The mortality rates were high, the characterisation was exceptional and the book is one of the greatest examples of embracing the strengths of comics continuity in shared universe history. This volume sees the Justice League investigating the team after the death of the Silver Age Atom and the group’s final mission. A Suicide Squad run that has never, ever been bettered or even remotely approached in terms of quality.
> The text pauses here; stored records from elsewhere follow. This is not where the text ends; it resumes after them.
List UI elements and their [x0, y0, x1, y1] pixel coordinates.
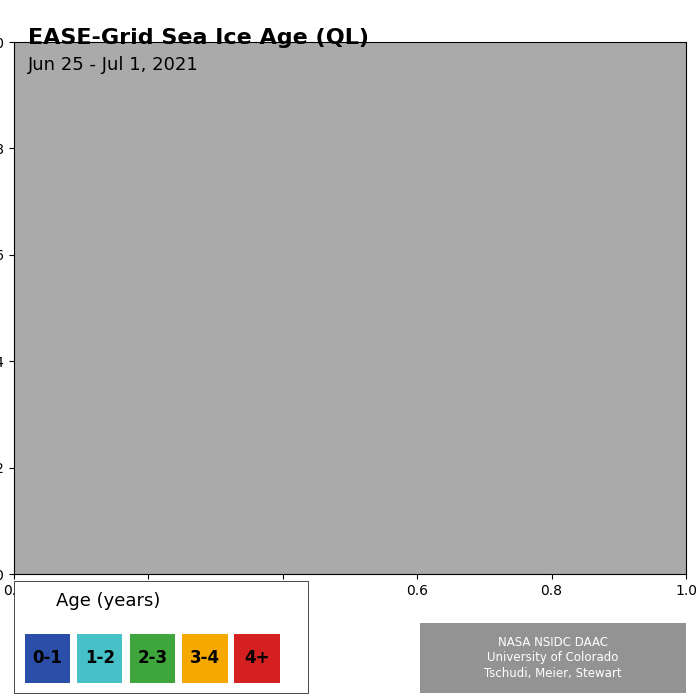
- Text: 0-1: 0-1: [32, 649, 62, 667]
- Text: Jun 25 - Jul 1, 2021: Jun 25 - Jul 1, 2021: [28, 56, 199, 74]
- Text: 1-2: 1-2: [85, 649, 115, 667]
- Text: EASE-Grid Sea Ice Age (QL): EASE-Grid Sea Ice Age (QL): [28, 28, 369, 48]
- Text: Age (years): Age (years): [56, 592, 160, 610]
- Text: 4+: 4+: [244, 649, 270, 667]
- Text: NASA NSIDC DAAC
University of Colorado
Tschudi, Meier, Stewart: NASA NSIDC DAAC University of Colorado T…: [484, 636, 622, 680]
- Text: 3-4: 3-4: [190, 649, 220, 667]
- Text: 2-3: 2-3: [137, 649, 167, 667]
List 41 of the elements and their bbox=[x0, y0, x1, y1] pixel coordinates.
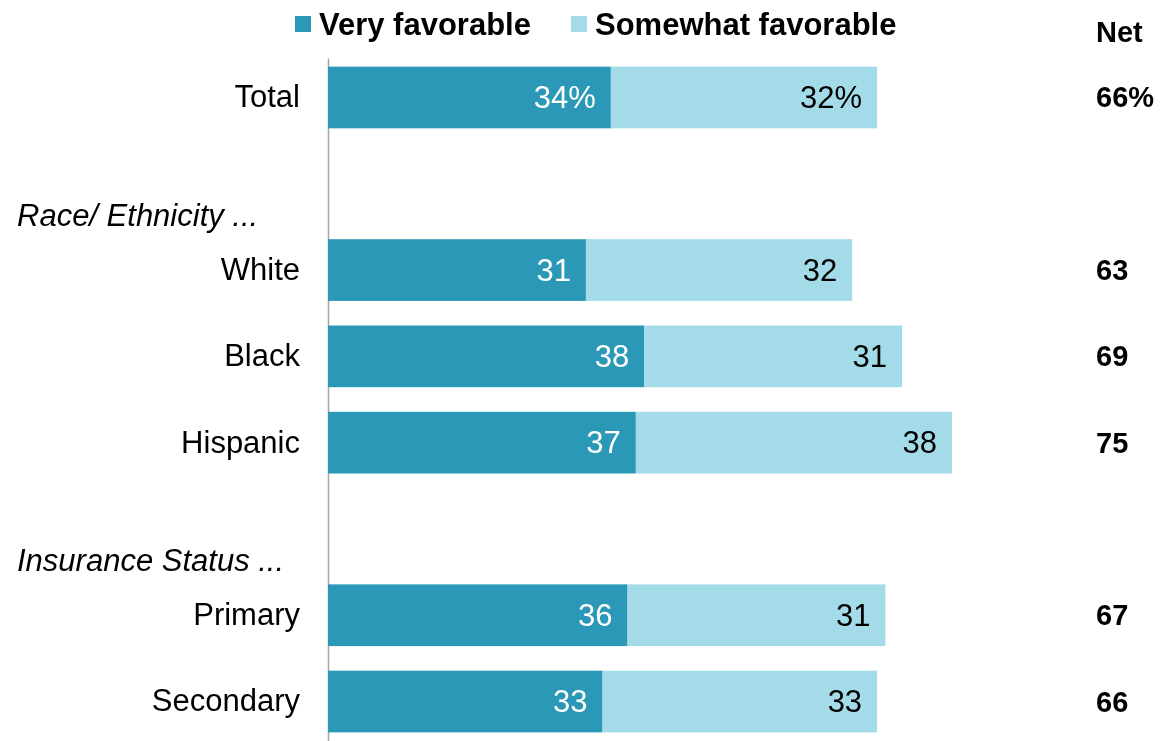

John Ostrander & Kim Yale (W), Geof Isherwood & Robert Campanella (A) • DC Comics, $19.99
– Andy Oliver
Firefly #6
The past and the present walk a thin line in Firefly. Although the war is long over, its after-effects constantly ripple through the lives of its survivors—and make for some of the most potent storytelling avenues in the series. Writer Greg Pak certainly did his homework before his current run on Firefly and has crafted a delightful balance between the knuckle-splitting fisticuffs and thoughtful character interactions that made the all-too brief television series a cult favorite.
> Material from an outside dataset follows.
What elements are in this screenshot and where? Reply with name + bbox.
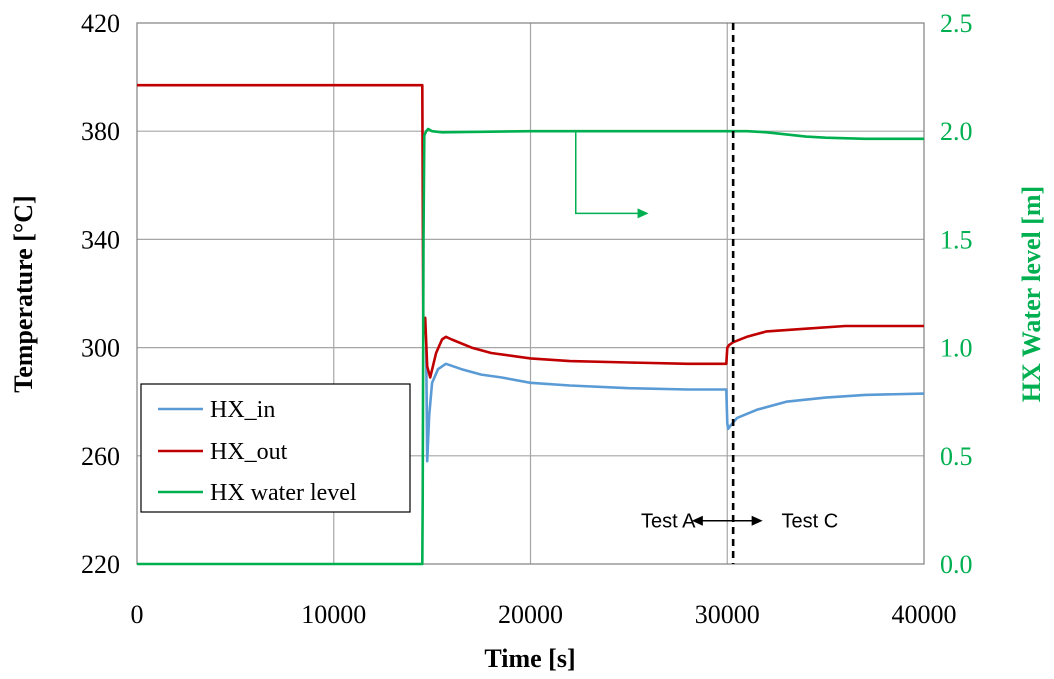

Mal and Zoe are accused of being war criminals and are trying to stay one step ahead of the pursuing Alliance Unificators while finding enough evidence to clear their names. Pak uses flashbacks to the war in combination with the drama of the Serenity’s present mechanical malady to create another fine mess for the crew to overcome, together. Part of the beauty of the show is that all the crew members contribute to whatever the ultimate solution to their woes turns out to be, and it’s a fact not lost on Pak, who beautifully distributes the chores and the one-liners. Dan McDaid’s art nicely captures the essence of the characters and their many moods. (But in my most sincere fangirl opinion, Dan, you could handsome up Mal and Jayne a bit!)
If you adored the show and have followed the comics, you’ll love this series.